Kogels en knuppels, door Bruce Bairnsfather via Project Guttenberg

HOOFDSTUK VIII

KERSTAVOND——EEN LULL IN HAAT—
BRITON CUM BOCHE

Kort na de in het vorige hoofdstuk uiteengezette handelingen verlieten we de loopgraven voor onze gebruikelijke dagen in knuppels. Het naderde nu kerstdag en we wisten dat het ons lot zou zijn om op 23 december weer in de loopgraven te zijn en dat we daarom onze kerst daar zouden doorbrengen. Ik herinner me dat ik destijds erg veel pech had, want alles in de aard van de festiviteiten op eerste kerstdag werd duidelijk op de kop geslagen. Nu ik er echter op terugkijk, had ik die unieke en rare kerstdag voor geen goud willen missen.

Nou, zoals ik al eerder zei, we gingen weer "in" op de 23e. Het weer was nu heel mooi en koud geworden. De dageraad van de 24ste bracht een volkomen stille, koude, ijzige dag. De geest van Kerstmis begon ons allemaal te doordringen; we probeerden manieren en middelen te bedenken om de volgende dag, Kerstmis, op de een of andere manier anders te maken dan andere. Uitnodigingen van de ene dug-out naar de andere voor diverse maaltijden begonnen te circuleren. Kerstavond was, qua weer, alles wat kerstavond zou moeten zijn.
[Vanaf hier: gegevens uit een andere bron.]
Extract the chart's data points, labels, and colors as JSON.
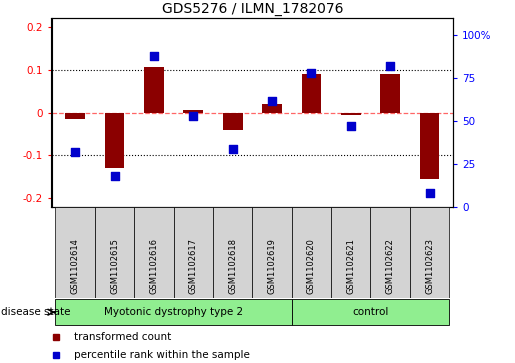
{
  "title": "GDS5276 / ILMN_1782076",
  "samples": [
    "GSM1102614",
    "GSM1102615",
    "GSM1102616",
    "GSM1102617",
    "GSM1102618",
    "GSM1102619",
    "GSM1102620",
    "GSM1102621",
    "GSM1102622",
    "GSM1102623"
  ],
  "transformed_count": [
    -0.015,
    -0.13,
    0.105,
    0.005,
    -0.04,
    0.02,
    0.09,
    -0.005,
    0.09,
    -0.155
  ],
  "percentile_rank": [
    32,
    18,
    88,
    53,
    34,
    62,
    78,
    47,
    82,
    8
  ],
  "groups": [
    {
      "label": "Myotonic dystrophy type 2",
      "start": 0,
      "end": 6,
      "color": "#90EE90"
    },
    {
      "label": "control",
      "start": 6,
      "end": 10,
      "color": "#90EE90"
    }
  ],
  "ylim_left": [
    -0.22,
    0.22
  ],
  "ylim_right": [
    0,
    110
  ],
  "yticks_left": [
    -0.2,
    -0.1,
    0.0,
    0.1,
    0.2
  ],
  "yticks_right": [
    0,
    25,
    50,
    75,
    100
  ],
  "ytick_labels_left": [
    "-0.2",
    "-0.1",
    "0",
    "0.1",
    "0.2"
  ],
  "ytick_labels_right": [
    "0",
    "25",
    "50",
    "75",
    "100%"
  ],
  "bar_color": "#8B0000",
  "dot_color": "#0000CC",
  "zero_line_color": "#FF6666",
  "grid_color": "#000000",
  "disease_state_label": "disease state",
  "legend_items": [
    {
      "label": "transformed count",
      "color": "#8B0000"
    },
    {
      "label": "percentile rank within the sample",
      "color": "#0000CC"
    }
  ],
  "bar_width": 0.5,
  "dot_size": 30,
  "fig_width": 5.15,
  "fig_height": 3.63
}
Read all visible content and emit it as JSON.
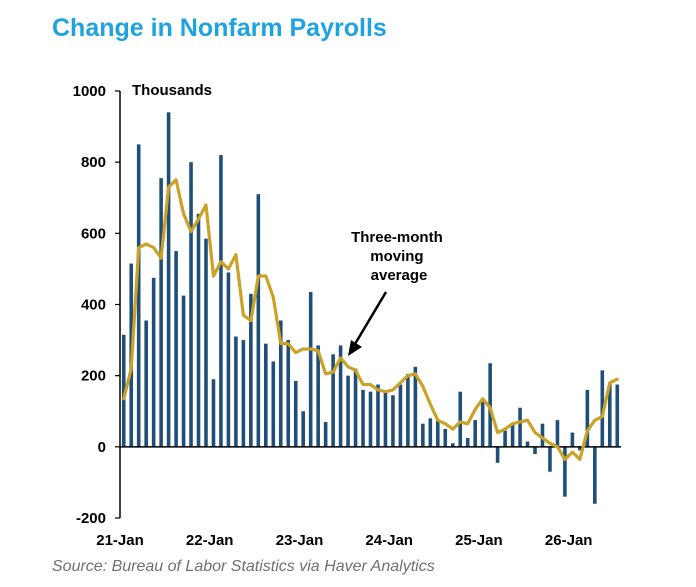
{
  "title": "Change in Nonfarm Payrolls",
  "source": "Source: Bureau of Labor Statistics via Haver Analytics",
  "colors": {
    "title": "#1fa3e0",
    "bars": "#1f4e79",
    "line": "#c9a227"
  },
  "chart_data": {
    "type": "bar",
    "title": "Change in Nonfarm Payrolls",
    "ylabel": "Thousands",
    "xlabel": "",
    "ylim": [
      -200,
      1000
    ],
    "yticks": [
      -200,
      0,
      200,
      400,
      600,
      800,
      1000
    ],
    "xtick_labels": [
      "21-Jan",
      "22-Jan",
      "23-Jan",
      "24-Jan",
      "25-Jan",
      "26-Jan"
    ],
    "x_start": "2021-01",
    "annotation": "Three-month moving average",
    "grid": false,
    "series": [
      {
        "type": "bar",
        "values": [
          315,
          515,
          850,
          355,
          475,
          755,
          940,
          550,
          425,
          800,
          655,
          585,
          190,
          820,
          490,
          310,
          300,
          430,
          710,
          290,
          240,
          355,
          300,
          185,
          100,
          435,
          285,
          70,
          260,
          285,
          200,
          220,
          160,
          155,
          175,
          155,
          145,
          175,
          205,
          225,
          65,
          80,
          75,
          50,
          10,
          155,
          25,
          75,
          135,
          235,
          -45,
          45,
          65,
          110,
          15,
          -20,
          65,
          -70,
          75,
          -140,
          40,
          -10,
          160,
          -160,
          215,
          180,
          175
        ]
      },
      {
        "type": "line",
        "values": [
          135,
          220,
          560,
          570,
          560,
          530,
          730,
          750,
          655,
          605,
          640,
          680,
          480,
          520,
          500,
          540,
          370,
          355,
          480,
          480,
          420,
          290,
          290,
          265,
          275,
          275,
          270,
          205,
          210,
          250,
          225,
          215,
          175,
          175,
          160,
          155,
          160,
          180,
          200,
          205,
          170,
          120,
          75,
          65,
          50,
          70,
          65,
          105,
          135,
          110,
          40,
          50,
          65,
          70,
          75,
          40,
          25,
          10,
          0,
          -35,
          -15,
          -35,
          45,
          75,
          85,
          180,
          190
        ]
      }
    ]
  }
}
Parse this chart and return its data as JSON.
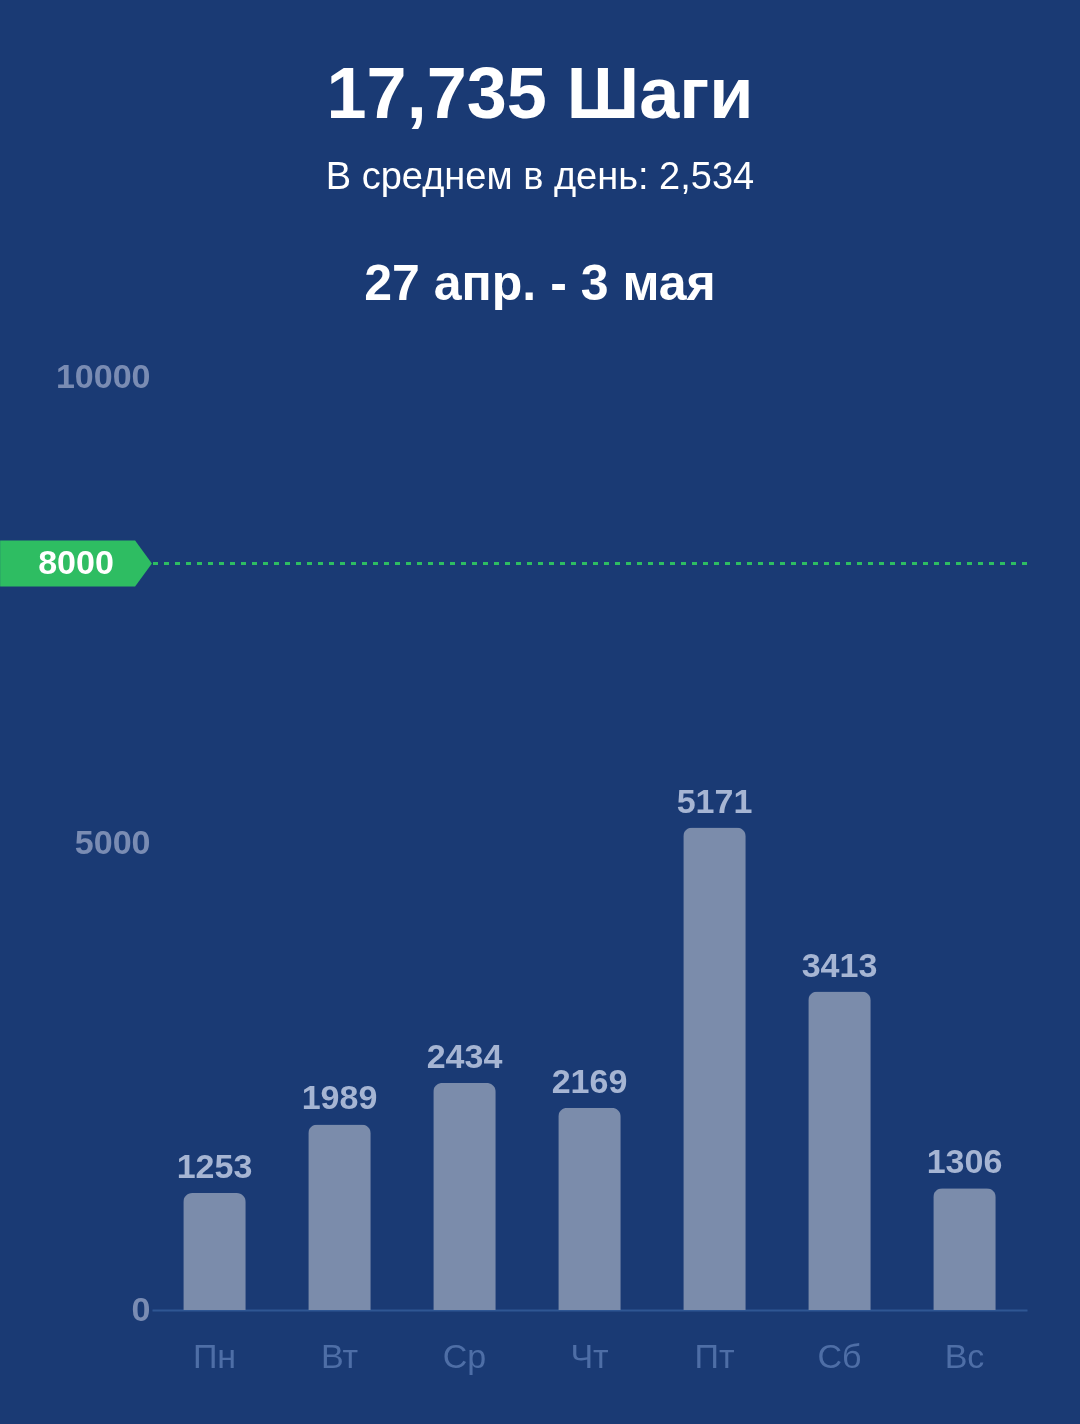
{
  "chart_data": {
    "type": "bar",
    "title": "17,735 Шаги",
    "subtitle": "В среднем в день:  2,534",
    "annotations": [
      "27 апр. - 3 мая"
    ],
    "categories": [
      "Пн",
      "Вт",
      "Ср",
      "Чт",
      "Пт",
      "Сб",
      "Вс"
    ],
    "values": [
      1253,
      1989,
      2434,
      2169,
      5171,
      3413,
      1306
    ],
    "color": "#7b8cab",
    "ylim": [
      0,
      10000
    ],
    "yticks": [
      0,
      5000,
      10000
    ],
    "grid": false,
    "data_labels": true,
    "ref_lines": [
      {
        "axis": "y",
        "value": 8000,
        "label": "8000",
        "color": "#2ebd62",
        "line_style": "dotted"
      }
    ]
  }
}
Er was aangekondigd dat ik die avond bij een dug-out ongeveer een kwart mijl naar links zou verschijnen om iets speciaals te hebben tijdens loopgraafdiners - niet zo veel bullebak en Maconochie als gewoonlijk. Een fles rode wijn en een mengelmoes van ingeblikte dingen van huis die bij hun afwezigheid werden vervangen. De dag was geheel zonder beschietingen verlopen en op de een of andere manier hadden we allemaal het gevoel dat ook de Boches stil wilden zijn. Er was een soort onzichtbaar, ongrijpbaar gevoel dat zich uitstrekte over het bevroren moeras tussen de twee lijnen, dat zei: "Dit is kerstavond voor ons allebei...iets met elkaar gemeen."

Rond 10 uur verliet ik de gezellige dug-out aan de linkerkant van onze linie en liep terug naar mijn eigen hol. Toen ik bij mijn eigen stuk loopgraaf aankwam, trof ik verschillende mannen aan die daar stonden, en allemaal erg opgewekt. Er werd flink gezongen en gepraat, grappen en grappen op onze eigenaardige kerstavond hingen, in tegenstelling tot alle voorgaande, dik in de lucht. Een van mijn mannen wendde zich tot mij en zei:

"U kunt ze heel duidelijk horen, meneer!"

"Wat horen?" vroeg ik.

'De Duitsers daar, mijnheer; 'hoor ze zingen en spelen op een band of zoiets.'

Ik luisterde; - ver weg over het veld, tussen de donkere schaduwen erachter, kon ik het geroezemoes van stemmen horen, en af ​​​​en toe kwam er een uitbarsting van een onverstaanbaar lied in de ijzige lucht. Het gezang leek het luidst en duidelijkst een beetje rechts van ons. Ik dook mijn dug-out in en vond de pelotonscommandant.

hooimold

"Hoor je de Boches dat kabaal daar omhoog schoppen?" Ik zei.

"Ja," antwoordde hij; "ze zijn er al een tijdje mee bezig!"

"Kom op," zei ik, "laten we langs de loopgraaf gaan naar de heg daar aan de rechterkant - dat is het dichtstbijzijnde punt daarginds."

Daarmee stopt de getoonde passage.